Сапрыкин: - Слушай, с одной стороны, есть ощущение прошлого лета, когда каждый разговор приводил к тому, что не могут совмещаться такие вещи: кругом война, ужас, самолет сбивают, «русский мир», черт знает что, а с другой стороны, прекрасный город, чудесные веранды, все такие мирные, модные и дружелюбные, и в городе стало уютно как никогда. Но это прошлое лето. А про нынешнее просто было ощущение предопределенности, все фигуры расставлены по местам, и дальше нужно ходить по свойственным им траекториям - кто-то буквой Г, кто-то по диагонали… Идет пьеса, которая должна быть разыграна, ты никак на это уже повлиять не можешь. Остается сидеть в стороне и меланхолически на все это смотреть. Я не только про политику, но и про споры в Фейсбуке, про что угодно.
Осколков-Ценципер: - А тебе-то как живется?
Сапрыкин: - Мне как живется… Мне, в общем, неплохо живется в городе. Мне, наверное, неплохо жилось бы в собственной профессии, только она как-то сама собой рассосалась. Но все, что здесь происходит, - это невероятная драма, очень занятно за этим следить.
Осколков-Ценципер: - Ты говоришь как наблюдатель, а с тобой-то что происходит?
Сапрыкин: - Я говорю как наблюдатель, потому что я не очень понимаю, с какой стороны в эту драму влезть. Ну то есть в 2011 году я попытался, ничем хорошим это не кончилось. Не для меня, а для всех остальных, для всего протестного движения, так сказать. А сейчас не очень понятно, что за пространство поступка, достижения, к которому хотелось бы стремиться. Ну то есть хотелось бы написать великую книжку? Наверное, да, безусловно. Но тут вступает в силу профдеформация, которая приучила думать короткими временными промежутками. Если завтра дедлайн, ты можешь мобилизоваться, а если дедлайн никогда, то растолкать себя ужасно сложно. У тебя устроено по-другому. Ты можешь себя запинать и придумать гигантский проект, который дальше будешь тащить, увлекая за собой людей.
Осколков-Ценципер: - Мне кажется, из того, что здесь происходит, интересно несколько вещей.
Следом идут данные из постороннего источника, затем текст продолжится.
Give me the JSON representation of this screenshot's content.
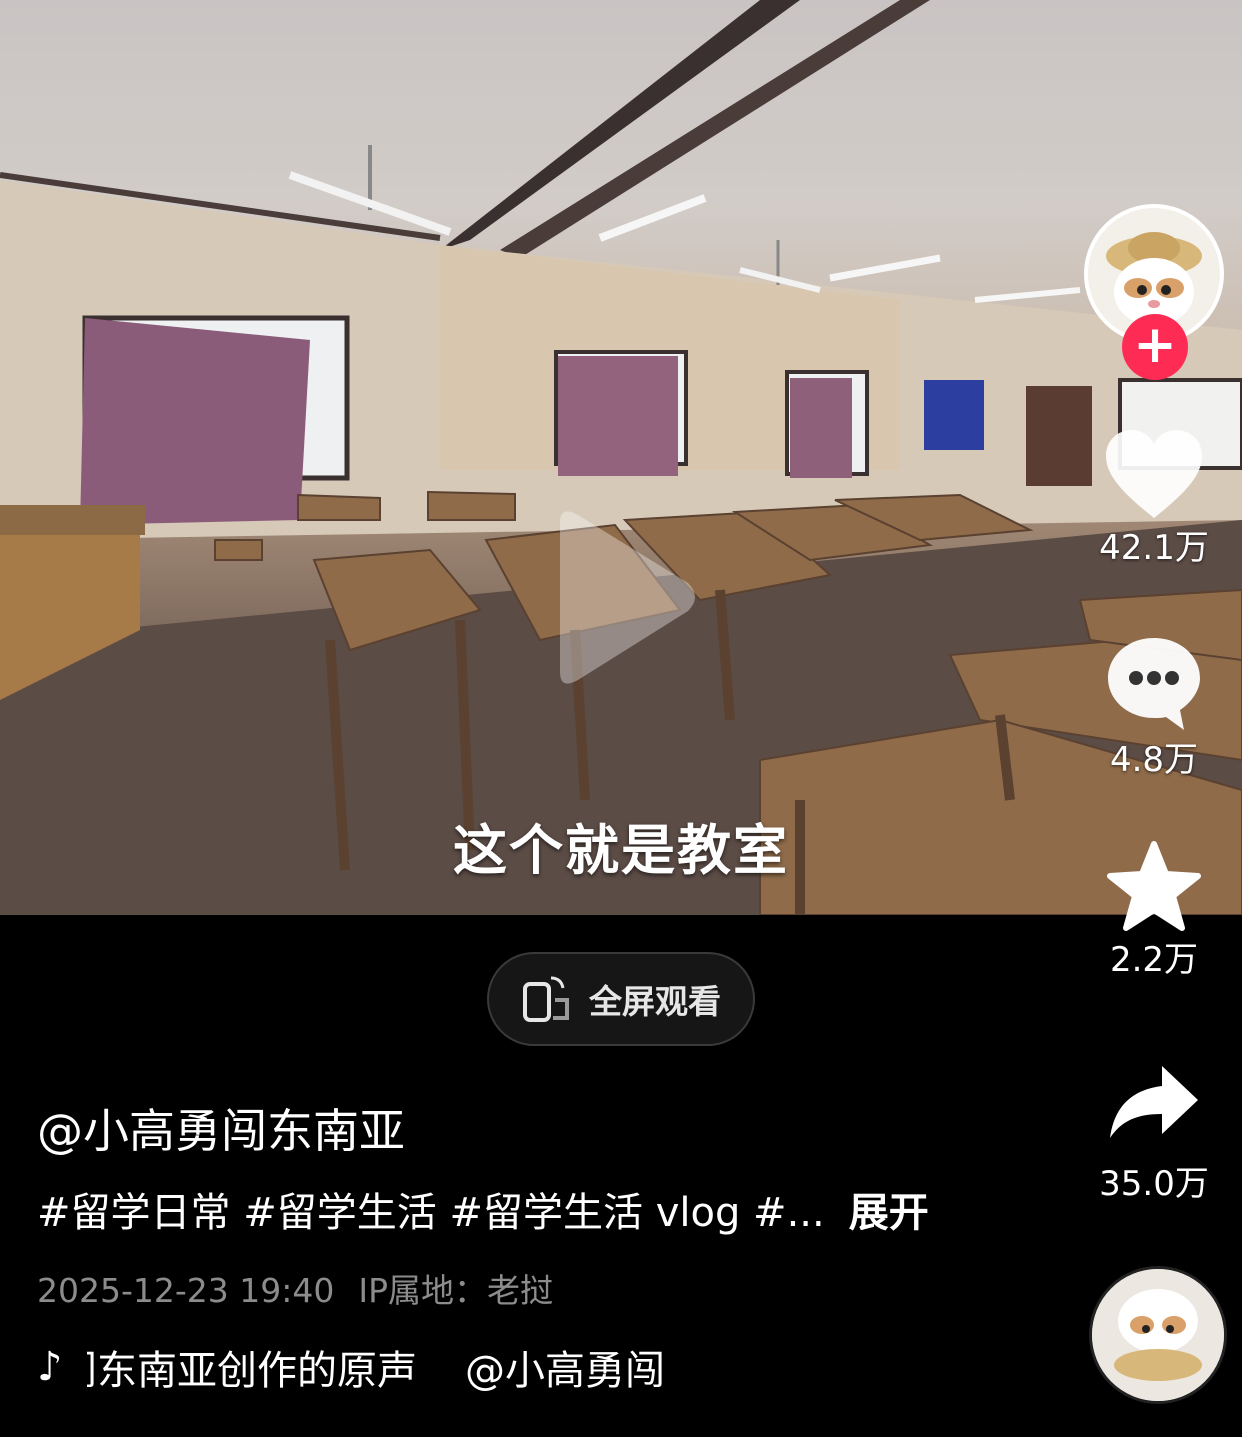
{
  "video": {
    "subtitle": "这个就是教室"
  },
  "rail": {
    "like_count": "42.1万",
    "comment_count": "4.8万",
    "favorite_count": "2.2万",
    "share_count": "35.0万",
    "follow_symbol": "+"
  },
  "fullscreen": {
    "label": "全屏观看"
  },
  "post": {
    "author": "@小高勇闯东南亚",
    "description": "#留学日常 #留学生活 #留学生活 vlog #...",
    "expand_label": "展开",
    "date": "2025-12-23 19:40",
    "ip_location": "IP属地：老挝"
  },
  "music": {
    "note_icon": "♪",
    "title_part1": "闯东南亚创作的原声",
    "title_part2": "@小高勇闯"
  },
  "colors": {
    "follow_button": "#fe2c55",
    "meta_text": "#8c8c8c",
    "background": "#000000"
  },
  "icons": [
    "play-icon",
    "heart-icon",
    "comment-icon",
    "star-icon",
    "share-icon",
    "fullscreen-icon",
    "music-note-icon"
  ]
}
Режим мне несимпатичен, но я не знаю, что на эту тему нового сказать. Мои ощущения связаны с тем, что вдруг я стал думать…
Мне, честно говоря, все равно, кому принадлежит полуостров Крым. Меня не возмущает, что Крым - часть России, меня не радует, что Крым - часть России. Я не думаю, что если провести там абсолютно свободный референдум, то результат был бы другим. У меня вызывает недоумение, почему бы его тогда не провести, но почему-то так получилось. Но есть огромное число людей, у которых это вызывает сильные чувства, и я к этому отношусь с уважением.
Сапрыкин: - Сильные положительные?
Осколков-Ценципер: - Я не знал, что это может вызывать такие глубокие и основательные чувства. Думаю, что списывать все просто на телевизор, пропаганду - это чушь. Вот Германия - благополучная страна, но немцы только-только начинают очухиваться от того, что они устроили в 30-40-е, хотя прошло много лет. Кажется, и здесь будет долгий процесс, который займет несколько поколений.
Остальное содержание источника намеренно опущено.